Article ID Journal Published Year Pages File Type
5118507 Political Geography 2017 11 Pages PDF
Abstract
This paper questions under what conditions the social foundation necessary for the construction and sustenance of civil society are present in post-colonial social formations, and the extent to which there has been a need to develop concessionary politics to maintain a project of rule. It utilizes Partha Chatterjee's usage of Gramsci's political society to understand how Cambodia's ILO-led garment factory monitoring regime secures legitimacy not by the participation of worker citizens in the matters of the state, but by claiming to provide for their well being. I argue that the hegemonic project is fraught by virtue of the fact that consent-seeking forms of regulation, which aim to prevent strikes through trade union membership and tripartitism, have reached their limit and spilled over and into a disaggregated, messier terrain of struggles akin to political society.
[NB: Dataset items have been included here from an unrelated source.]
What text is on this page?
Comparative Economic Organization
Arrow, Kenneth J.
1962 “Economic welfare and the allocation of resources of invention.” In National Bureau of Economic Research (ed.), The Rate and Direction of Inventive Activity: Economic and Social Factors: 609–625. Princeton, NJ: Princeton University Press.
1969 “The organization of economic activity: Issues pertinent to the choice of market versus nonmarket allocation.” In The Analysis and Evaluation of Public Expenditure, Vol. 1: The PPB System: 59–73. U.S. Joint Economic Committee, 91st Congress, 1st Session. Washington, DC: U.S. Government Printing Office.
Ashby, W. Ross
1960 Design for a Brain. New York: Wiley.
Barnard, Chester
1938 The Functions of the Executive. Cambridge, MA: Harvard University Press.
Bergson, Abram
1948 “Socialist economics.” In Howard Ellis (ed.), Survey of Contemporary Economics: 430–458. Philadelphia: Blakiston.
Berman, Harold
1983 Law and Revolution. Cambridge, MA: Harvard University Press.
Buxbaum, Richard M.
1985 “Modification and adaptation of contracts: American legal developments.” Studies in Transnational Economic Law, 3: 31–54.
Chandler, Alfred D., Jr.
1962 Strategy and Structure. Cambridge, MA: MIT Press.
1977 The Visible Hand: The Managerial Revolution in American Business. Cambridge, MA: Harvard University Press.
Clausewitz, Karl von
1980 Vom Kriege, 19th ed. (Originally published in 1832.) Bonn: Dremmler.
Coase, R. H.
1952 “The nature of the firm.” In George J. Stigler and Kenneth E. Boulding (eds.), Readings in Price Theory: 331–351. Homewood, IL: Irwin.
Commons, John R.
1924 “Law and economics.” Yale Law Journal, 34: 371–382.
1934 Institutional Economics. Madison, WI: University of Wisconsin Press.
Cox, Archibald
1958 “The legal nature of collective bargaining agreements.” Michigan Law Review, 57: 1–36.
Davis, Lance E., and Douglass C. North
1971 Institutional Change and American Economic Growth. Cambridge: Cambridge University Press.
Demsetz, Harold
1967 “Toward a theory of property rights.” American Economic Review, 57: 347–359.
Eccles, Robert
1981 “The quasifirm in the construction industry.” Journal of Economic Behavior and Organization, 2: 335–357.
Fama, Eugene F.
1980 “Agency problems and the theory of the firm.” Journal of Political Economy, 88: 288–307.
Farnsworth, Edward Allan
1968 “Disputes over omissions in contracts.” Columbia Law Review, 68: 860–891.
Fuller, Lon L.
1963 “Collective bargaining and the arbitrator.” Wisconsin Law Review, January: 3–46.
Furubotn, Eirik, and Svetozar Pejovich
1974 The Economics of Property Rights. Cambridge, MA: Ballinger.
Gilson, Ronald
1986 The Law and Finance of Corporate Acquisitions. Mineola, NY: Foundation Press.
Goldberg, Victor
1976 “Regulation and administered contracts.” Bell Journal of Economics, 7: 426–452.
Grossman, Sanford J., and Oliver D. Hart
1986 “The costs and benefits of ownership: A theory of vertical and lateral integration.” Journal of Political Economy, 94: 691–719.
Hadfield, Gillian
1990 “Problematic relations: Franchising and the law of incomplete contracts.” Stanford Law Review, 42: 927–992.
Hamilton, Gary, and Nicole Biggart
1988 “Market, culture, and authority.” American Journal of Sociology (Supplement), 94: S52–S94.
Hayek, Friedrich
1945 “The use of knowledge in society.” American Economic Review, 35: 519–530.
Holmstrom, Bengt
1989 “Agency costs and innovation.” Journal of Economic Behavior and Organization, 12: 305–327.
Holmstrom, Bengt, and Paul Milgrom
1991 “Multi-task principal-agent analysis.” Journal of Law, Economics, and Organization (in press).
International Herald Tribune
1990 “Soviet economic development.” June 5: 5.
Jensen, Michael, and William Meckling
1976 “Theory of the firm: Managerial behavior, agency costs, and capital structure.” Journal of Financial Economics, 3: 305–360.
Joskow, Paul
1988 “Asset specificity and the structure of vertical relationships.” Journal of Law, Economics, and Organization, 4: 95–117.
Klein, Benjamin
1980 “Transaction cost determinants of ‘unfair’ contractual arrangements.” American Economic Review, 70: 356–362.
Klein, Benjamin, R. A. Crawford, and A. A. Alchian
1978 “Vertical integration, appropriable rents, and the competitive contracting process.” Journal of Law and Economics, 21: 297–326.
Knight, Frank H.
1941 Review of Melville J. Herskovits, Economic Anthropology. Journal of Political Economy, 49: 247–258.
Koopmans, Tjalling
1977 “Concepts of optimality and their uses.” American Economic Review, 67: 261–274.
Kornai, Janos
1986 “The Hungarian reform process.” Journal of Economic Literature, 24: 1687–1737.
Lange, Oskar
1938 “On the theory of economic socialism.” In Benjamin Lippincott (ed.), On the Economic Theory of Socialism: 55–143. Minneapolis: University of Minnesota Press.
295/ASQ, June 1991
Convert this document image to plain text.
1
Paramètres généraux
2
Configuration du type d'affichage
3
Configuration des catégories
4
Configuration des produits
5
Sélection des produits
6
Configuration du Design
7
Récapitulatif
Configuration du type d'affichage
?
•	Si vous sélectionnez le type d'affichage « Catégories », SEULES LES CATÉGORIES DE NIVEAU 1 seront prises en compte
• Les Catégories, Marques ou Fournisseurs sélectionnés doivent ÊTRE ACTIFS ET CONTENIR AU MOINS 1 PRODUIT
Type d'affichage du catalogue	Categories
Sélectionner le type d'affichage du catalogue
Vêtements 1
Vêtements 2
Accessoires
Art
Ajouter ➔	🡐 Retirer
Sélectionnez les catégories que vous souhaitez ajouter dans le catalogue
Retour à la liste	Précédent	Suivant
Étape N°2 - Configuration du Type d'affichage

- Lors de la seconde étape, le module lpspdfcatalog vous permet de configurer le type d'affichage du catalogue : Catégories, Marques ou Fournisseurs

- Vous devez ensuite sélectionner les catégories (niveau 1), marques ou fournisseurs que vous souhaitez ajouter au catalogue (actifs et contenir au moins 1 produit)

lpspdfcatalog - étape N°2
To develop the argument that workers' politics cannot be expressed in state-civil society relations, I present case studies of two forms of protest. The first form is distinguished by mass faintings, which I characterize as 'visceral protest' against the terms of workers' insertion into industrial capitalism. The second is large-scale, worker-led strikes that signal a 'politics of social disorder' is emerging, characterized by extra-legal, disruptive, and sometimes violent protest. The paper calls for a re-politicization of labor, and research attuned to workers' ambitions that cannot be reduced to a stable location or sphere within state-civil society relations.